If you believe that all things happen for a reason, you'll find it easy to believe that I needed to hear and digest and internalize that idea before the last few weeks hit me.

Because, wow. I have had lots of opportunities to apply this lately!

We're talking criticism feedback coming at me from all sides. You name it, I'm getting it. Work, church, personal life, writing life, volunteer life.

Old me would have given up and hidden under a rock by now, or lashed out and given everyone a dose of their own medicine.

But I haven't. I'm learning. I'm trying so hard to just get through, accept, and take it all as a chance to improve.

But it's not easy. Especially when it doesn't let up. I feel like I'm caught under Niagara Falls, getting beat on the rocks with criticism feedback.

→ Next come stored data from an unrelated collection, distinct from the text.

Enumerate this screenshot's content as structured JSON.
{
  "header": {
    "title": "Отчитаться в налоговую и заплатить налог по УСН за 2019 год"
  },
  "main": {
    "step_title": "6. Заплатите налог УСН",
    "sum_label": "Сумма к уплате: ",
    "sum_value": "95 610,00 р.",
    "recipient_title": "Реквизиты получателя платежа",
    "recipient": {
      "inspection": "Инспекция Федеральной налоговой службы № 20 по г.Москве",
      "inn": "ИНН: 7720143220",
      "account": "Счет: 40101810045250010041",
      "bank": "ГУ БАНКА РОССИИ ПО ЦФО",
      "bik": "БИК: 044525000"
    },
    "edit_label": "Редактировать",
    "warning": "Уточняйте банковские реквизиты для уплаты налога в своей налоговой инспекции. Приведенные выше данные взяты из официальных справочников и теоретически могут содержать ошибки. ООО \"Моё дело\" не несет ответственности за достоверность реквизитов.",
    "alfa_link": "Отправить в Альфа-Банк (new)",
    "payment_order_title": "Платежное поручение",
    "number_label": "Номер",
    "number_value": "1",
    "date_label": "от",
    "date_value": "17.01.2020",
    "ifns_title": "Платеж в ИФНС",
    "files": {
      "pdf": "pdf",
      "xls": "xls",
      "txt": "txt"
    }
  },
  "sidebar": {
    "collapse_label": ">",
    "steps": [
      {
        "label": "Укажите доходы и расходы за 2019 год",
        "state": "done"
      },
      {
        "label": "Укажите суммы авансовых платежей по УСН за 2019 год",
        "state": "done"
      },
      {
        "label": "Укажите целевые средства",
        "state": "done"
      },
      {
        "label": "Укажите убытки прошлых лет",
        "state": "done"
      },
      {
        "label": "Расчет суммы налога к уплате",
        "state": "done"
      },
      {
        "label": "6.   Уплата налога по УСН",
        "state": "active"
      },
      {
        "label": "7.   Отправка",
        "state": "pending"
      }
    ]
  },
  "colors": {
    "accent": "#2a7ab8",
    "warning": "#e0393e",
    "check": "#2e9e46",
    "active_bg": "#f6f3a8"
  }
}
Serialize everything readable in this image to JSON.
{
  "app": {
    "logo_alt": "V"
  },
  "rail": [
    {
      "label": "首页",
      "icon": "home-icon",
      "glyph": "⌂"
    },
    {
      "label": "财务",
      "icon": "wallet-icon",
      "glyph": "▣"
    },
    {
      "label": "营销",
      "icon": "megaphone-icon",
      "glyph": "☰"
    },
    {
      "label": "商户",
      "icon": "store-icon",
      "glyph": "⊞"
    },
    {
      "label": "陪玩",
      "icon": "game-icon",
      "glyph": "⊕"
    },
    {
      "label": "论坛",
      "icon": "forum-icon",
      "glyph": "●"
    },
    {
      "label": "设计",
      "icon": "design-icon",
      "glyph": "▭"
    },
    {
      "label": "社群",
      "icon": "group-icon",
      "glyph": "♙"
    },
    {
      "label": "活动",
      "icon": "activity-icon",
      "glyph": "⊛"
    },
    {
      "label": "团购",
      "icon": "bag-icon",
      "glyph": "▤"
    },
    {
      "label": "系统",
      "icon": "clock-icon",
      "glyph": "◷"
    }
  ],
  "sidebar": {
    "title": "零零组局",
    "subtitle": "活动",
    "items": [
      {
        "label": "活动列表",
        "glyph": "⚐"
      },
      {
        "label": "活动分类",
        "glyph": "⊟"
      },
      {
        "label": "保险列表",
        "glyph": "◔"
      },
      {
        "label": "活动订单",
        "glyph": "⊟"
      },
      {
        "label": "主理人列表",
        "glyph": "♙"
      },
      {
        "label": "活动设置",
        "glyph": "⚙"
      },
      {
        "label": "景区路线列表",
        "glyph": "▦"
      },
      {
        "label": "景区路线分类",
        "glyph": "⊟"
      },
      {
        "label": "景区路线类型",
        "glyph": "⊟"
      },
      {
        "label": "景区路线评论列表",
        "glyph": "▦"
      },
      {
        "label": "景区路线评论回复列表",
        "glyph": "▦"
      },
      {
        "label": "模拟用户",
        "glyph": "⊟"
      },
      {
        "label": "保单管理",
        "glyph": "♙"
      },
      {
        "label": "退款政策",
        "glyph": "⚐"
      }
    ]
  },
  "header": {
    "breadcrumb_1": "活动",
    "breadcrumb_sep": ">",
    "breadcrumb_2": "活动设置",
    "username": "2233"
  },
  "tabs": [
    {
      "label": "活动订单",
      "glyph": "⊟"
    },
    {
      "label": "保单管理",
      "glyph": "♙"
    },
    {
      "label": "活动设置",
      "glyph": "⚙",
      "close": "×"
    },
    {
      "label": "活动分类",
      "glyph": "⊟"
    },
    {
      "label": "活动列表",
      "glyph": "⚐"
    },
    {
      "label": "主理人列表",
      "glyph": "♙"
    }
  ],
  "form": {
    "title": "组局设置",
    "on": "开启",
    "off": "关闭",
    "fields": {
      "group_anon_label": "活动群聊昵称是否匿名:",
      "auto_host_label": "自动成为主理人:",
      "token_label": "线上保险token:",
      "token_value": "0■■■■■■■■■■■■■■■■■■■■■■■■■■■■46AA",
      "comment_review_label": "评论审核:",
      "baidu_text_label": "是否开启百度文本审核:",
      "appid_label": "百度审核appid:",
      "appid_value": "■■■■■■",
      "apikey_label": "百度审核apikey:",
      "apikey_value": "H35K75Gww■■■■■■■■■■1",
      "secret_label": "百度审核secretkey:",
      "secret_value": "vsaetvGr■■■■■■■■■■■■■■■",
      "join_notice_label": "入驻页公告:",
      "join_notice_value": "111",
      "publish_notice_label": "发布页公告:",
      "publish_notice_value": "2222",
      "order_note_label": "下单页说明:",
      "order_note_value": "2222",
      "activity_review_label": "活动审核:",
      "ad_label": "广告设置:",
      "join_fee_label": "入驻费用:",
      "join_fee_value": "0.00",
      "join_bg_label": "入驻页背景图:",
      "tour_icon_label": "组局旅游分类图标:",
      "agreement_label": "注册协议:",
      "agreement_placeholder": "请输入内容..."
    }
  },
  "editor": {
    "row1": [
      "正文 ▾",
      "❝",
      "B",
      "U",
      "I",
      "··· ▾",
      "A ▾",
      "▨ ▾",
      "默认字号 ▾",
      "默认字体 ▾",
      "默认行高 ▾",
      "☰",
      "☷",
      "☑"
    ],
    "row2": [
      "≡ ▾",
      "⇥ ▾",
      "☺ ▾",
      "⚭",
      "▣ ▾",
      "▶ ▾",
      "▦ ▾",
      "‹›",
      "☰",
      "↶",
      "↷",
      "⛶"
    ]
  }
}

I need a break. I need some personal improvement time. I'm writing this all out so I can get some of my emotions out before diving back in to handle the most recent problem. Mostly, I just feel like a huge failure in nearly every possible aspect of my life right now. (Writing is actually going pretty well. More on that some other time.)

I want to be a Millennial and beg a for a safe space around me. "Please only speak kind words in this area."

Sigh. Yeesh. And sigh again.

So tell me, Oh Anonymous Internet World, when you feel beat up, criticized, overwhelmed, let down, frustrated, and disappointed, what do you do? How do you personally handle it? I'm looking for a new way to handle everything, and not be me anymore.


  1. We live our lives in paradigms or different ways of thinking. Our outlooks are based on our experiences. Nothing is good or bad. We attach a meaning and emotion to things. Since everyone comes to the table with different experiences, they have different ways of thinking. Our religion, our politics are based on our paradigms. My advice may be viewed as criticism when it doesn't fit your worldview. Political views may not resonate with you because you hold a certain standard or belief that someone else doesn't. You can change your perception of the world by adopting another paradigm. Bob Proctor has videos on youtube about this. Your beliefs will dictate your habits. I grew up with certain religious habits that were based on a belief. One day, I decided that I wanted to change my outcome. I had to work to change my belief. I believed in Western medicine for a long time until I decided it just wasn't giving me the results I wanted and then shifted my thinking towards more holistic views. It is actually not that difficult to do. Using the thinkrightnow.com programs, it takes a few months of daily listening or listening at night, but you can change your beliefs and perceptions of things. Wish you the best!

  2. Sorry to hear about how you were feeling. Only having read this entry today, I'm hoping that things have improved for you. If not, take courage that it's General Conference time. Good advice I've always been told is listen to Conference with a question in mind that you need answering. I'm sure that there's probably many questions you might ask, but only you'll know what is most poignant for you. So, work out your question, then go and listen. Listen with your ears, and listen with your spirit. The only person who can really understand how you feel is the Saviour - he has vicariously already felt your pains in Gethsemane. Hopefully Conference can give you an answer about how you might best put the Atonement to work in answering your question, and allowing you to feel that you have moved some of your burdens. May the Lord Bless You - Adam

  3. Anonymous12:10 PM

    I think accepting criticism/feedback well depends on our focus. We can either focus on the thought that I'm a terrible person to what can I do to improve. For me it depends on who is giving the feedback. Some people's comments I discount and others I respect. I always think that I am a worthy daughter of God and He wants me to succeed so improvement is definitely a part of a wise lifestyle. Sometimes success/courage is "that little voice at the end of the day that says I'll try again tomorrow." I admire you and have followed you for a number of years.